11 August 2021 News

Canadian firm to launch advertising satellite in space

Canadian firm GEC says it plans on sending a small satellite into a low-Earth orbit next year that can be used for advertising in space. Image: ASU/NASA
Canadian firm GEC says it plans on sending a small satellite into a low-Earth orbit next year that can be used for advertising in space.
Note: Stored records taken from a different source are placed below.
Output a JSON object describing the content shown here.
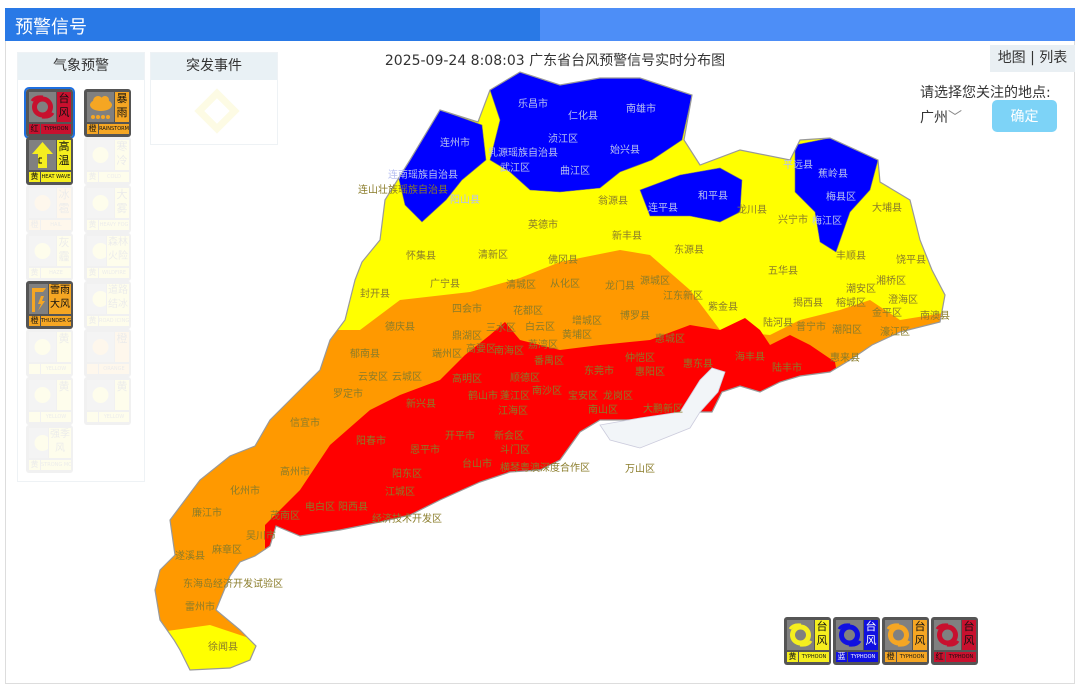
{
  "header": {
    "title": "预警信号"
  },
  "tabs": {
    "weather": "气象预警",
    "emergency": "突发事件"
  },
  "map_title": "2025-09-24 8:08:03 广东省台风预警信号实时分布图",
  "view_toggle": "地图 | 列表",
  "location": {
    "prompt": "请选择您关注的地点:",
    "selected": "广州",
    "chevron": "﹀",
    "confirm": "确定"
  },
  "colors": {
    "blue": "#0000ff",
    "yellow": "#ffff00",
    "orange": "#ff9900",
    "red": "#ff0000",
    "hk": "#f2f5f8",
    "topbar": "#2979e6",
    "button": "#7dd3f7"
  },
  "weather_warnings": [
    {
      "cn1": "台",
      "cn2": "风",
      "lv": "红",
      "en": "TYPHOON",
      "color": "#c8102e",
      "icon": "typhoon-icon",
      "active": true,
      "selected": true
    },
    {
      "cn1": "暴",
      "cn2": "雨",
      "lv": "橙",
      "en": "RAINSTORM",
      "color": "#f5a623",
      "icon": "rainstorm-icon",
      "active": true
    },
    {
      "cn1": "高",
      "cn2": "温",
      "lv": "黄",
      "en": "HEAT WAVE",
      "color": "#f5ee1f",
      "icon": "heat-icon",
      "active": true
    },
    {
      "cn1": "寒",
      "cn2": "冷",
      "lv": "黄",
      "en": "COLD",
      "color": "#f5ee1f",
      "icon": "cold-icon",
      "active": false
    },
    {
      "cn1": "冰",
      "cn2": "雹",
      "lv": "橙",
      "en": "HAIL",
      "color": "#f5a623",
      "icon": "hail-icon",
      "active": false
    },
    {
      "cn1": "大",
      "cn2": "雾",
      "lv": "黄",
      "en": "HEAVY FOG",
      "color": "#f5ee1f",
      "icon": "fog-icon",
      "active": false
    },
    {
      "cn1": "灰",
      "cn2": "霾",
      "lv": "黄",
      "en": "HAZE",
      "color": "#f5ee1f",
      "icon": "haze-icon",
      "active": false
    },
    {
      "cn1": "森林",
      "cn2": "火险",
      "lv": "黄",
      "en": "WILDFIRE",
      "color": "#f5ee1f",
      "icon": "wildfire-icon",
      "active": false
    },
    {
      "cn1": "雷雨",
      "cn2": "大风",
      "lv": "橙",
      "en": "THUNDER GUST",
      "color": "#f5a623",
      "icon": "thunder-gust-icon",
      "active": true
    },
    {
      "cn1": "道路",
      "cn2": "结冰",
      "lv": "黄",
      "en": "ROAD ICING",
      "color": "#f5ee1f",
      "icon": "road-icing-icon",
      "active": false
    },
    {
      "cn1": "黄",
      "cn2": "",
      "lv": "",
      "en": "YELLOW",
      "color": "#f5ee1f",
      "icon": "lightning-icon",
      "active": false
    },
    {
      "cn1": "橙",
      "cn2": "",
      "lv": "",
      "en": "ORANGE",
      "color": "#f5a623",
      "icon": "heat-wave-icon",
      "active": false
    },
    {
      "cn1": "黄",
      "cn2": "",
      "lv": "",
      "en": "YELLOW",
      "color": "#f5ee1f",
      "icon": "lightning-icon",
      "active": false
    },
    {
      "cn1": "黄",
      "cn2": "",
      "lv": "",
      "en": "YELLOW",
      "color": "#f5ee1f",
      "icon": "lightning-icon",
      "active": false
    },
    {
      "cn1": "强季",
      "cn2": "风",
      "lv": "黄",
      "en": "STRONG MONSOON",
      "color": "#f5ee1f",
      "icon": "monsoon-icon",
      "active": false
    }
  ],
  "legend": [
    {
      "cn1": "台",
      "cn2": "风",
      "lv": "黄",
      "en": "TYPHOON",
      "color": "#f5ee1f",
      "swirl": "#f5ee1f"
    },
    {
      "cn1": "台",
      "cn2": "风",
      "lv": "蓝",
      "en": "TYPHOON",
      "color": "#1010e0",
      "swirl": "#1010e0"
    },
    {
      "cn1": "台",
      "cn2": "风",
      "lv": "橙",
      "en": "TYPHOON",
      "color": "#f5a623",
      "swirl": "#f5a623"
    },
    {
      "cn1": "台",
      "cn2": "风",
      "lv": "红",
      "en": "TYPHOON",
      "color": "#c8102e",
      "swirl": "#c8102e"
    }
  ],
  "map_labels": [
    "乐昌市",
    "仁化县",
    "南雄市",
    "乳源瑶族自治县",
    "浈江区",
    "武江区",
    "曲江区",
    "始兴县",
    "连州市",
    "连南瑶族自治县",
    "连山壮族瑶族自治县",
    "阳山县",
    "英德市",
    "翁源县",
    "新丰县",
    "连平县",
    "和平县",
    "龙川县",
    "兴宁市",
    "平远县",
    "蕉岭县",
    "梅县区",
    "梅江区",
    "大埔县",
    "怀集县",
    "清新区",
    "佛冈县",
    "东源县",
    "五华县",
    "丰顺县",
    "饶平县",
    "封开县",
    "广宁县",
    "清城区",
    "从化区",
    "龙门县",
    "源城区",
    "江东新区",
    "紫金县",
    "揭西县",
    "湘桥区",
    "潮安区",
    "澄海区",
    "南澳县",
    "榕城区",
    "普宁市",
    "潮阳区",
    "金平区",
    "濠江区",
    "陆河县",
    "惠来县",
    "陆丰市",
    "海丰县",
    "德庆县",
    "四会市",
    "花都区",
    "增城区",
    "博罗县",
    "惠城区",
    "郁南县",
    "云安区",
    "云城区",
    "鼎湖区",
    "端州区",
    "高要区",
    "三水区",
    "白云区",
    "黄埔区",
    "南海区",
    "荔湾区",
    "番禺区",
    "高明区",
    "顺德区",
    "东莞市",
    "仲恺区",
    "惠阳区",
    "惠东县",
    "罗定市",
    "新兴县",
    "鹤山市",
    "蓬江区",
    "南沙区",
    "宝安区",
    "龙岗区",
    "南山区",
    "大鹏新区",
    "江海区",
    "信宜市",
    "阳春市",
    "开平市",
    "恩平市",
    "新会区",
    "斗门区",
    "台山市",
    "横琴粤澳深度合作区",
    "万山区",
    "高州市",
    "阳东区",
    "江城区",
    "化州市",
    "廉江市",
    "电白区",
    "茂南区",
    "阳西县",
    "经济技术开发区",
    "吴川市",
    "麻章区",
    "遂溪县",
    "东海岛经济开发试验区",
    "雷州市",
    "徐闻县"
  ]
}
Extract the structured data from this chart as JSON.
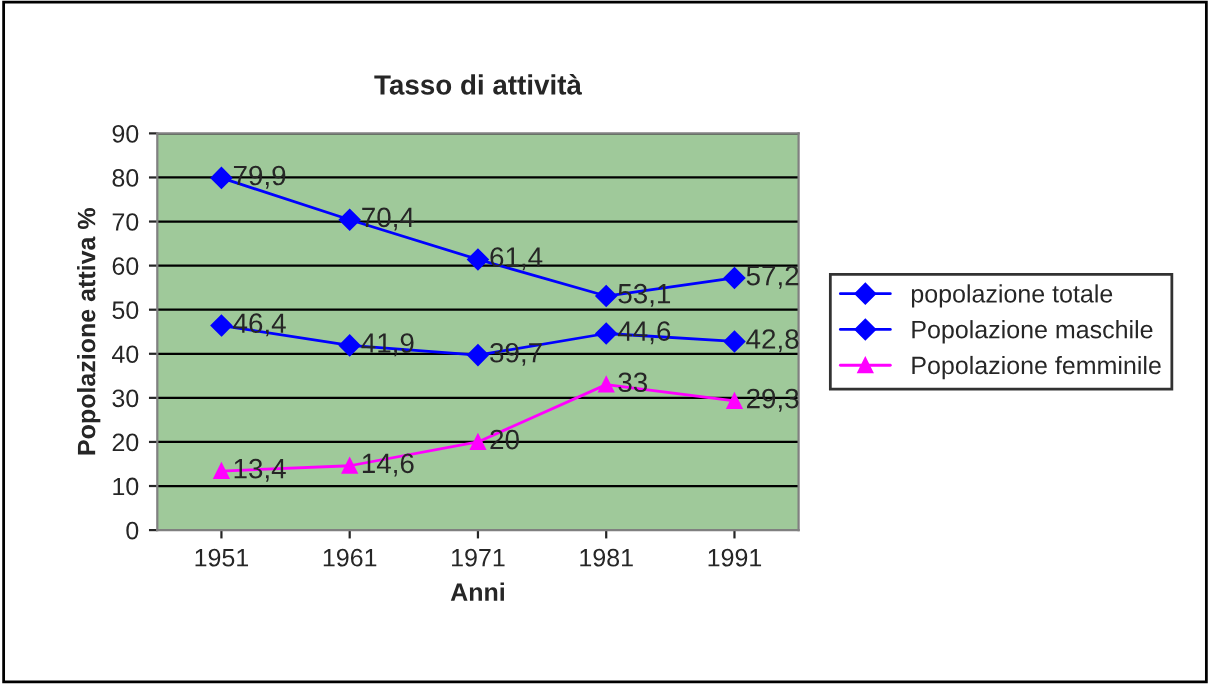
{
  "chart_data": {
    "type": "line",
    "title": "Tasso di attività",
    "xlabel": "Anni",
    "ylabel": "Popolazione attiva %",
    "categories": [
      "1951",
      "1961",
      "1971",
      "1981",
      "1991"
    ],
    "series": [
      {
        "name": "popolazione totale",
        "color": "#0000ff",
        "values": [
          46.4,
          41.9,
          39.7,
          44.6,
          42.8
        ],
        "value_labels": [
          "46,4",
          "41,9",
          "39,7",
          "44,6",
          "42,8"
        ],
        "marker": "diamond"
      },
      {
        "name": "Popolazione maschile",
        "color": "#0000ff",
        "values": [
          79.9,
          70.4,
          61.4,
          53.1,
          57.2
        ],
        "value_labels": [
          "79,9",
          "70,4",
          "61,4",
          "53,1",
          "57,2"
        ],
        "marker": "diamond"
      },
      {
        "name": "Popolazione femminile",
        "color": "#ff00ff",
        "values": [
          13.4,
          14.6,
          20,
          33,
          29.3
        ],
        "value_labels": [
          "13,4",
          "14,6",
          "20",
          "33",
          "29,3"
        ],
        "marker": "triangle"
      }
    ],
    "ylim": [
      0,
      90
    ],
    "yticks": [
      0,
      10,
      20,
      30,
      40,
      50,
      60,
      70,
      80,
      90
    ],
    "grid": "y",
    "legend": "right",
    "line_style": "solid"
  }
}
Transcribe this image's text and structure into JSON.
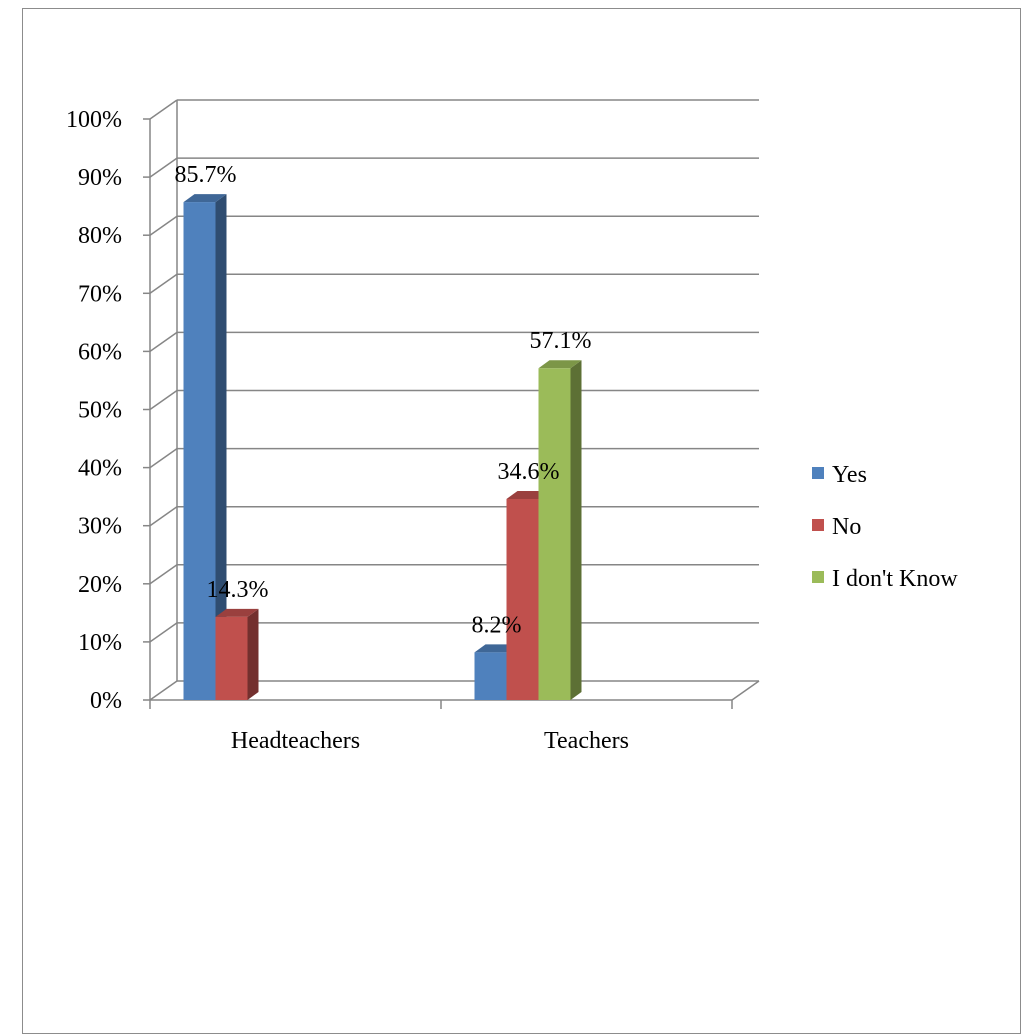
{
  "chart_data": {
    "type": "bar",
    "title": "",
    "xlabel": "",
    "ylabel": "",
    "categories": [
      "Headteachers",
      "Teachers"
    ],
    "series": [
      {
        "name": "Yes",
        "values": [
          85.7,
          8.2
        ],
        "color": "#4f81bd"
      },
      {
        "name": "No",
        "values": [
          14.3,
          34.6
        ],
        "color": "#c0504d"
      },
      {
        "name": "I don't Know",
        "values": [
          null,
          57.1
        ],
        "color": "#9bbb59"
      }
    ],
    "data_labels": [
      [
        "85.7%",
        "8.2%"
      ],
      [
        "14.3%",
        "34.6%"
      ],
      [
        "",
        "57.1%"
      ]
    ],
    "y_ticks": [
      "0%",
      "10%",
      "20%",
      "30%",
      "40%",
      "50%",
      "60%",
      "70%",
      "80%",
      "90%",
      "100%"
    ],
    "ylim": [
      0,
      100
    ],
    "grid": true,
    "legend_position": "right",
    "style": "3d-clustered-column"
  }
}
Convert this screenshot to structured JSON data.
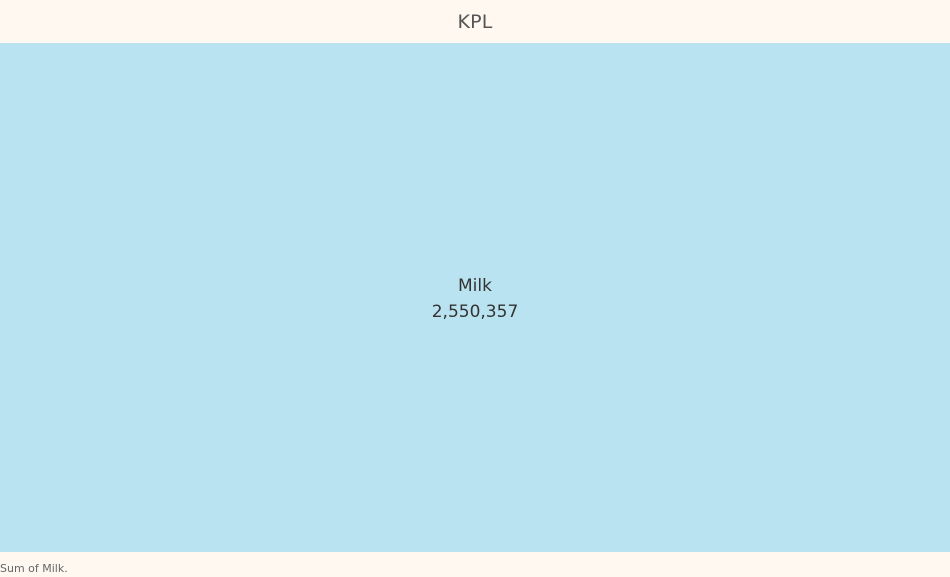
{
  "header": {
    "title": "KPL"
  },
  "tile": {
    "label": "Milk",
    "value": "2,550,357",
    "fill_color": "#bae3f1"
  },
  "caption": "Sum of Milk."
}
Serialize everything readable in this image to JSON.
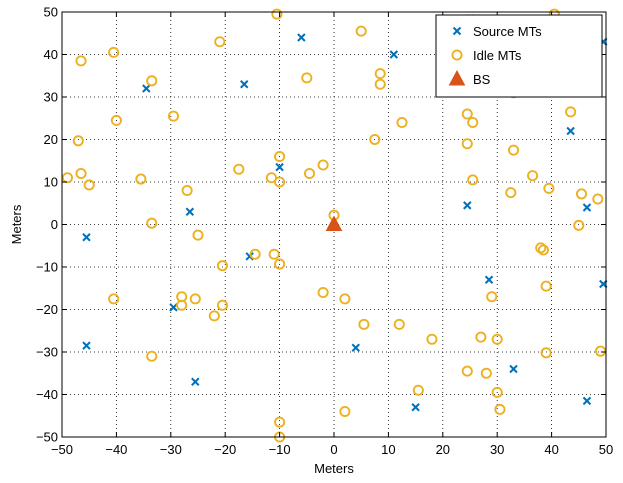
{
  "chart_data": {
    "type": "scatter",
    "xlabel": "Meters",
    "ylabel": "Meters",
    "xlim": [
      -50,
      50
    ],
    "ylim": [
      -50,
      50
    ],
    "xticks": [
      -50,
      -40,
      -30,
      -20,
      -10,
      0,
      10,
      20,
      30,
      40,
      50
    ],
    "yticks": [
      -50,
      -40,
      -30,
      -20,
      -10,
      0,
      10,
      20,
      30,
      40,
      50
    ],
    "grid": true,
    "legend_position": "top-right",
    "series": [
      {
        "name": "Source MTs",
        "marker": "x",
        "color": "#0072bd",
        "points": [
          [
            -6,
            44
          ],
          [
            11,
            40
          ],
          [
            -16.5,
            33
          ],
          [
            -34.5,
            32
          ],
          [
            25,
            48.5
          ],
          [
            49.5,
            43
          ],
          [
            43.5,
            22
          ],
          [
            -10,
            13.5
          ],
          [
            24.5,
            4.5
          ],
          [
            46.5,
            4
          ],
          [
            -26.5,
            3
          ],
          [
            -45.5,
            -3
          ],
          [
            -15.5,
            -7.5
          ],
          [
            28.5,
            -13
          ],
          [
            49.5,
            -14
          ],
          [
            -29.5,
            -19.5
          ],
          [
            -45.5,
            -28.5
          ],
          [
            4,
            -29
          ],
          [
            33,
            -34
          ],
          [
            -25.5,
            -37
          ],
          [
            15,
            -43
          ],
          [
            46.5,
            -41.5
          ]
        ]
      },
      {
        "name": "Idle MTs",
        "marker": "o",
        "color": "#edb120",
        "points": [
          [
            -10.5,
            49.5
          ],
          [
            40.5,
            49.5
          ],
          [
            -40.5,
            40.5
          ],
          [
            -21,
            43
          ],
          [
            5,
            45.5
          ],
          [
            -46.5,
            38.5
          ],
          [
            -33.5,
            33.8
          ],
          [
            -5,
            34.5
          ],
          [
            8.5,
            35.5
          ],
          [
            8.5,
            33
          ],
          [
            33,
            31
          ],
          [
            -40,
            24.5
          ],
          [
            -29.5,
            25.5
          ],
          [
            12.5,
            24
          ],
          [
            24.5,
            26
          ],
          [
            25.5,
            24
          ],
          [
            43.5,
            26.5
          ],
          [
            -47,
            19.7
          ],
          [
            7.5,
            20
          ],
          [
            24.5,
            19
          ],
          [
            33,
            17.5
          ],
          [
            -10,
            16
          ],
          [
            -17.5,
            13
          ],
          [
            -2,
            14
          ],
          [
            -49,
            11
          ],
          [
            -46.5,
            12
          ],
          [
            -45,
            9.3
          ],
          [
            -35.5,
            10.7
          ],
          [
            -27,
            8
          ],
          [
            -11.5,
            11
          ],
          [
            -10,
            10
          ],
          [
            -4.5,
            12
          ],
          [
            25.5,
            10.5
          ],
          [
            36.5,
            11.5
          ],
          [
            39.5,
            8.5
          ],
          [
            32.5,
            7.5
          ],
          [
            45.5,
            7.2
          ],
          [
            48.5,
            6
          ],
          [
            0,
            2.2
          ],
          [
            -33.5,
            0.3
          ],
          [
            -25,
            -2.5
          ],
          [
            45,
            -0.2
          ],
          [
            -11,
            -7
          ],
          [
            -14.5,
            -7
          ],
          [
            -20.5,
            -9.7
          ],
          [
            -10,
            -9.3
          ],
          [
            38,
            -5.5
          ],
          [
            38.5,
            -6
          ],
          [
            -40.5,
            -17.5
          ],
          [
            -28,
            -17
          ],
          [
            -28,
            -19
          ],
          [
            -25.5,
            -17.5
          ],
          [
            -20.5,
            -19
          ],
          [
            -22,
            -21.5
          ],
          [
            -2,
            -16
          ],
          [
            2,
            -17.5
          ],
          [
            29,
            -17
          ],
          [
            5.5,
            -23.5
          ],
          [
            12,
            -23.5
          ],
          [
            27,
            -26.5
          ],
          [
            30,
            -27
          ],
          [
            18,
            -27
          ],
          [
            39,
            -14.5
          ],
          [
            39,
            -30.2
          ],
          [
            49,
            -29.8
          ],
          [
            -33.5,
            -31
          ],
          [
            24.5,
            -34.5
          ],
          [
            28,
            -35
          ],
          [
            15.5,
            -39
          ],
          [
            30,
            -39.5
          ],
          [
            30.5,
            -43.5
          ],
          [
            2,
            -44
          ],
          [
            -10,
            -46.5
          ],
          [
            -10,
            -50
          ]
        ]
      },
      {
        "name": "BS",
        "marker": "triangle",
        "color": "#d95319",
        "points": [
          [
            0,
            0
          ]
        ]
      }
    ]
  }
}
Image: ASU/NASA

Canadian startup Geometric Energy Corp. (GEC) says it has plans to blast a small satellite into space that will allow advertising to be displayed on a pixelated screen on the side of a spacecraft.

Rather than being visible from the ground, once in orbit, a high-tech selfie-stick attached to the side of the CubeSat will film the display screen.

This footage will be livestreamed on YouTube or Twitch – a live-streaming platform for gamers – so anyone on the ground can watch the satellite's screen.

“There might be companies which want to depict their logo… or it might end up being a bit more personal and artistic,” Samuel Reid, CEO and co-founder of the company, told Business Insider. “Maybe Coca-Cola and Pepsi will fight over their logo and reclaim over each other.”

GEC, who say on their website that their ultimate ambition is to contribute to the creation of a multiplanetary civilisation, is set to deliver 12 x 6U CubeSats to low-Earth orbit on a SpaceX Falcon 9 rocket rideshare in June 2022; it is anticipated that the advertising cube will be part of this payload.

CubeSats are built to standard dimensions (Units or “U”) of 10 cm x 10 cm x 10 cm. They can be 1U, 2U, 3U, or 6U in size, and typically weigh less than 1.33 kg (3 lbs) per U.

If the advertising screen is part of the June rideshare, it would suggest that the display area will measure around 0.36 square metres.

GEC say anyone will be able to buy pixels on the space billboard by purchasing tokens in cryptocurrency.

The tokens, which come in five options, Beta, Rho, Gamma, Kappa and XI, will respectively allow the would-be-advertiser to place a pixel on the screen, determine its brightness and colour and how long it will be displayed.

"I'm trying to achieve something that can democratize access to space and allow for decentralised participation," Reid said. "Hopefully, people don't waste money on something inappropriate, insulting or offensive."

The news of advertising in space has not gone down well on social media, with many taking to Twitter to show their distaste for the idea. "No. I draw the line here,” game programmer and reporter Matthew Chapman tweeted.

Light pollution from mega satellite constellations and artificial objects in space is already a big concern and many are worried that GEC’s CubeSat will be the start of many more advertising billboards in space.

Although SpaceX will not play a direct role in the mission and at this stage is solely the launch provider, Elon Musk’s participation in the project has also been criticised. However it appears the billionaire has yet to officially comment on the partnership with GEC.